Central to the USMCA, a product of former President Donald Trump’s efforts to renegotiate the North American Free Trade Agreement, involved ensuring increased access to Canadian markets for U.S. dairy exports. A 2022 decision by the same panel sided with the United States, ruling that Canada was unfairly protecting its dairy industry. As a result, our neighbors to the north made changes to improve market access for U.S. interests. The more recent ruling holds that such changes are sufficient.
Still, there are larger issues here.
Our legislators shouldn’t pit our country’s farmers against their counterparts on the other side of the border. In 2018, Wisconsin farmers showed considerable interest in partnering with Canadian producers to implement their supply management system, which stabilizes prices for dairy farmers by controlling production and coordinating supply with demand. And while Trump was renegotiating NAFTA, a coalition of farmer advocacy groups noted that the opening of Canadian markets to U.S. exports would have no significant positive economic impact on American dairies.
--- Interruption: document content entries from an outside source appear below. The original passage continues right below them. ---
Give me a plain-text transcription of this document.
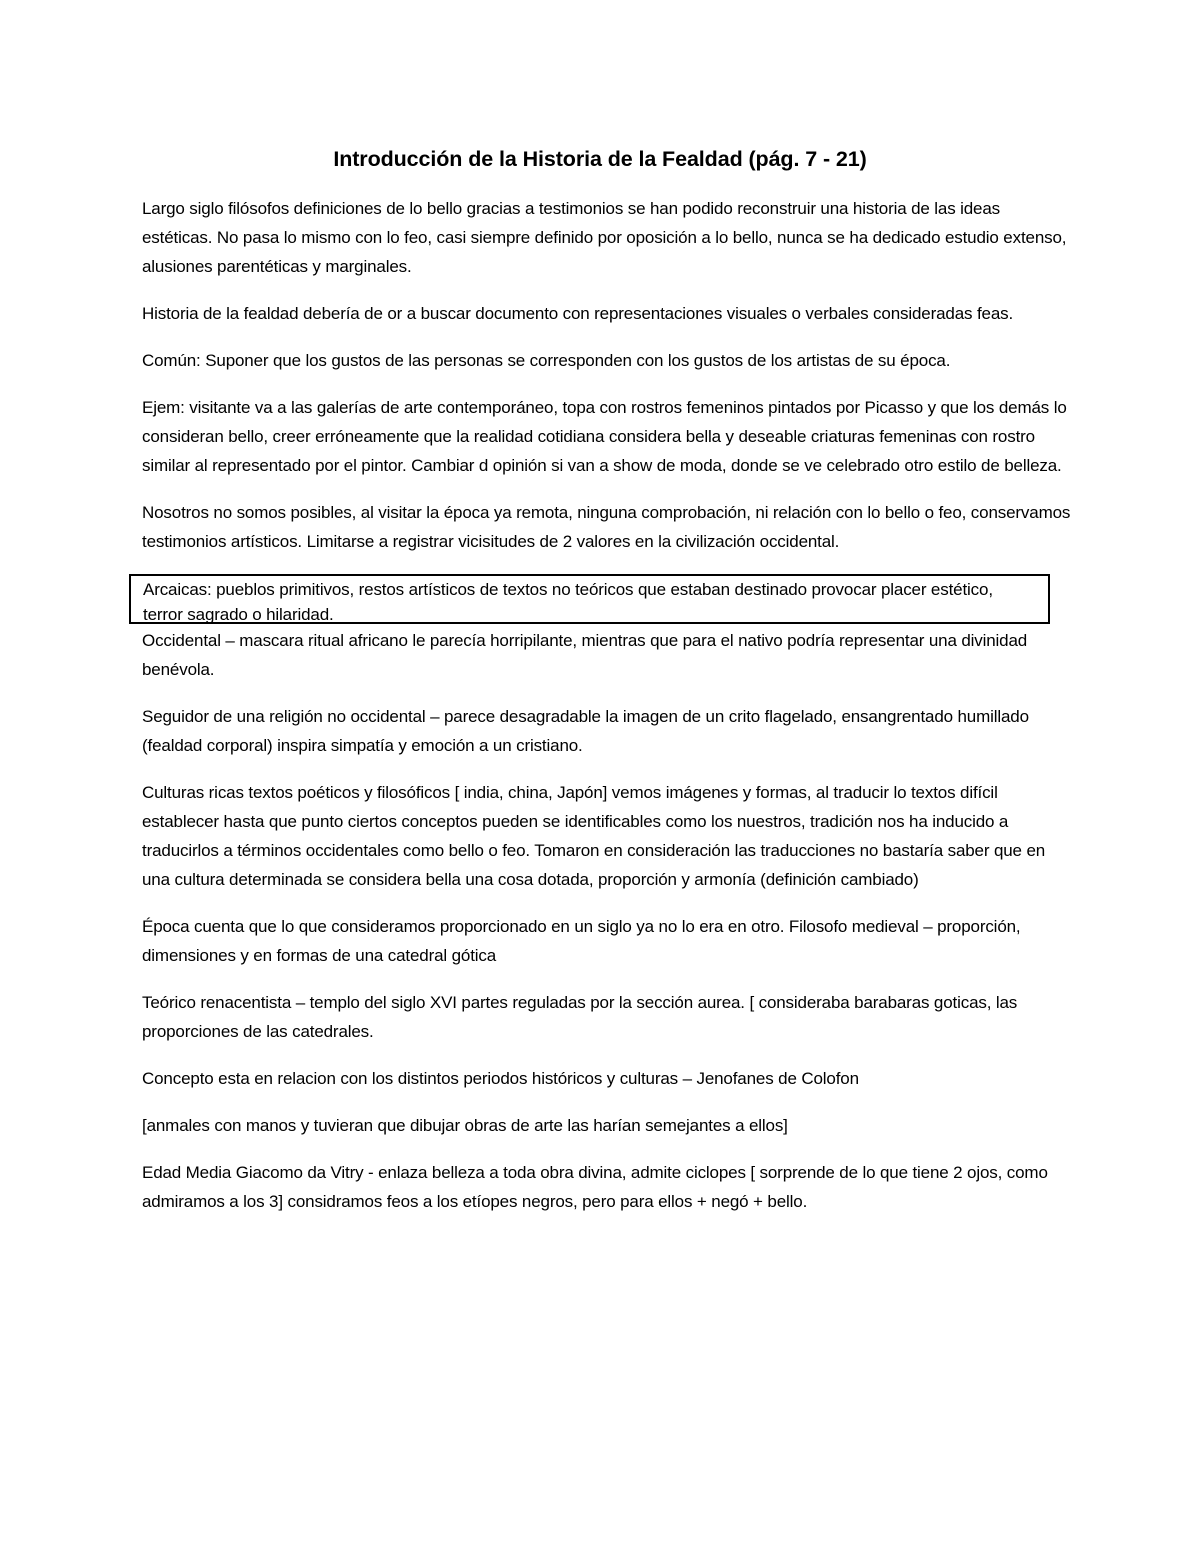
Introducción de la Historia de la Fealdad (pág. 7 - 21)

Largo siglo filósofos definiciones de lo bello gracias a testimonios se han podido reconstruir una historia de las ideas estéticas. No pasa lo mismo con lo feo, casi siempre definido por oposición a lo bello, nunca se ha dedicado estudio extenso, alusiones parentéticas y marginales.

Historia de la fealdad debería de or a buscar documento con representaciones visuales o verbales consideradas feas.

Común: Suponer que los gustos de las personas se corresponden con los gustos de los artistas de su época.

Ejem: visitante va a las galerías de arte contemporáneo, topa con rostros femeninos pintados por Picasso y que los demás lo consideran bello, creer erróneamente que la realidad cotidiana considera bella y deseable criaturas femeninas con rostro similar al representado por el pintor. Cambiar d opinión si van a show de moda, donde se ve celebrado otro estilo de belleza.

Nosotros no somos posibles, al visitar la época ya remota, ninguna comprobación, ni relación con lo bello o feo, conservamos testimonios artísticos. Limitarse a registrar vicisitudes de 2 valores en la civilización occidental.

Arcaicas: pueblos primitivos, restos artísticos de textos no teóricos que estaban destinado provocar placer estético, terror sagrado o hilaridad.

Occidental – mascara ritual africano le parecía horripilante, mientras que para el nativo podría representar una divinidad benévola.

Seguidor de una religión no occidental – parece desagradable la imagen de un crito flagelado, ensangrentado humillado (fealdad corporal) inspira simpatía y emoción a un cristiano.

Culturas ricas textos poéticos y filosóficos [ india, china, Japón] vemos imágenes y formas, al traducir lo textos difícil establecer hasta que punto ciertos conceptos pueden se identificables como los nuestros, tradición nos ha inducido a traducirlos a términos occidentales como bello o feo. Tomaron en consideración las traducciones no bastaría saber que en una cultura determinada se considera bella una cosa dotada, proporción y armonía (definición cambiado)

Época cuenta que lo que consideramos proporcionado en un siglo ya no lo era en otro. Filosofo medieval – proporción, dimensiones y en formas de una catedral gótica

Teórico renacentista – templo del siglo XVI partes reguladas por la sección aurea. [ consideraba barabaras goticas, las proporciones de las catedrales.

Concepto esta en relacion con los distintos periodos históricos y culturas – Jenofanes de Colofon

[anmales con manos y tuvieran que dibujar obras de arte las harían semejantes a ellos]

Edad Media Giacomo da Vitry - enlaza belleza a toda obra divina, admite ciclopes [ sorprende de lo que tiene 2 ojos, como admiramos a los 3] considramos feos a los etíopes negros, pero para ellos + negó + bello.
Instead, rather than scapegoating Canadians, our lawmakers can actually help farmers by inserting policies that would help them into the Farm Bill. This massive piece of legislation that governs most facets of our food system, including dairy, is set to expire in September of this year.
One such policy is the National Family Farm Coalition’s Milk from Family Dairies Act, which has been endorsed by ninety-four food, farm, environmental, and labor organizations and includes provisions that would adjust the prices that farmers are paid based off of their cost of production, establish import and export controls and strengthen regional dairy infrastructure to balance supply with demand to create fair, competitive markets.
My family changed our farm to increase production and feed the world. Our exports increased. But time has made clear that this approach doesn’t work for most farmers. Our legislators need to take this opportunity to get our own house in order by getting behind policies that could assure farmers fair prices rather than repeating past mistakes.